To train the model, I used 80 percent of the batted balls from 2020 (selected randomly). The remaining 20 percent would be the test set. After training the model and applying it to the test set, I yielded an accuracy of 97.8 percent. This meant that of the balls in the test set the model deemed having at least a 50 percent chance of leaving the ball park, about 97.8 percent of them were homeruns. The following is the ROC curve from the model and you can see how how small the false positive rate came out (the further away from the line with a slope of one and intercept of zero, the better): 

Before I show the park effects, I applied the model to all of the batted balls in 2020 and looked at the results from the player level. Here is a visualization with all players with at least 15 expected homeruns (based on the model) in the 2020 season:

Voit stood out from the rest of the field. Many of the names are not too surprising but some less-heralded names include Adam Duvall (just signed a one-year deal with the Marlins), Wil Myers who San Diego spent all last season trying to dump, and Teoscar Hernandez who always showed plus raw power but never could parley that with enough contact to garner significant playing time. As one can see from the chart, players can have significant deviations from their expected homerun totals. Players who hit more homeruns than their batted ball data would indicate got a bit lucky. Correspondingly players could have gotten unlucky based on the quality of the balls they put in play. 
The further to the right and down a player sits means he got more unlucky and up and to the left indicates the player was lucky. I included all players who deviated by at least five homeruns from their actual output. Harper and Freeman had excellent shortened seasons (Freeman won the NL MVP award) but were actually unlucky in terms of homerun output. Machado, Betts, and Ramirez were three of the top vote getters for MVP in their respective lead and seem to have been buoyed by homerun luck. 

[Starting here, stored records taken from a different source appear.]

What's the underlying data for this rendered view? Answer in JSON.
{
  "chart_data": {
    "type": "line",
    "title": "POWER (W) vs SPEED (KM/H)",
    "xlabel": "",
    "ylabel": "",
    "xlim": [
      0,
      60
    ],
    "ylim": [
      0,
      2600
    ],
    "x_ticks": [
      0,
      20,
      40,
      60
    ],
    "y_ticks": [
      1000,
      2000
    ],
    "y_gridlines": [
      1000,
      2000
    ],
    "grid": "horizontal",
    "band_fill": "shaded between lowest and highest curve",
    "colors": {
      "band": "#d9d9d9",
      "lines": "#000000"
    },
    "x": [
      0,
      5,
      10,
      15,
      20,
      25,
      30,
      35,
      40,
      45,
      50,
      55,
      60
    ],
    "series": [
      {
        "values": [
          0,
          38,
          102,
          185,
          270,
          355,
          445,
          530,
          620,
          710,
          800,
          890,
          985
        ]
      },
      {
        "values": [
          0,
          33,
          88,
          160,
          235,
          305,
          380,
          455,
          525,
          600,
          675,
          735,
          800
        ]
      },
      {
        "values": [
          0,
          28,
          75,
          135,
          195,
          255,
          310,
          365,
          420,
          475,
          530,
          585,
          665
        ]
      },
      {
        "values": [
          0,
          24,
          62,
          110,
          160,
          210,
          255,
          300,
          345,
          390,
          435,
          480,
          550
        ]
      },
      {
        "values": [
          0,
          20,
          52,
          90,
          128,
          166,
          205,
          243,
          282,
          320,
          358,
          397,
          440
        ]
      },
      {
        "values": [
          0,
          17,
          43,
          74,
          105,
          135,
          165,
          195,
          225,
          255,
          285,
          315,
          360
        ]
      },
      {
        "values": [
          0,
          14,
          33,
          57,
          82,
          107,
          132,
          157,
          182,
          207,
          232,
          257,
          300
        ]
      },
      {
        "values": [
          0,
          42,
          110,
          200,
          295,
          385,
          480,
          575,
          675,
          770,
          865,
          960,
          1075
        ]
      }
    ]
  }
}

Finally let's look at the park factors. Like I said above the park was a random effect in the model; I knew each park had some effect on whether or not a batted ball was a homerun but I was not sure how much of an effect. The following is a chart showing each park's effect on homeruns labeled by the home team for that park. The effects are based on how much the park is estimated to have an effect on the size of the intercept of the model. The more positive the value, the more of a positive effect the park has on the homerun probability. The more negative the effect the more a park shrinks the probability of a homerun. The model was fit many times over with different random effects for each park. I included the 95 percent confidence intervals for each park to show how much these effects may overlap. 
Cincinnati has the largest positive effect by far followed by Yankee Stadium and Dodger Stadium. On the other end of the spectrum, Miami brings up the rear followed by the two Bay Area parks. One may quibble with Coors Field in Denver only ranking ninth. I would note that Coors almost definitely has the largest effect on overall run scoring. But the outfield in Coors was made so large to combat the thin air in Denver that hitting homeruns is not as easy as the run-scoring environment would suggest. Also note the position of Arizona. Arizona used to be a bandbox like Coors due to the altitude but upon the introduction of a humidor in Chase Field both the homerun hitting and run-scoring environments have taken a tumble in favor of the pitchers. The new Rangers park (which now has a retractable roof) plays down compared to its older and completely outdoor counterpart. Arlington is one of, if not the hottest place to play in the summer facilitating the ball flying much further than in other parks. One final note, the Bay Area teams surprisingly play in the coldest weather in the summer months. This has a negative effect on the flight of the ball (from the perspective of the batter). This in conjunction with the large park dimensions make both parks especially tough to deposit the ball into the outfield bleachers.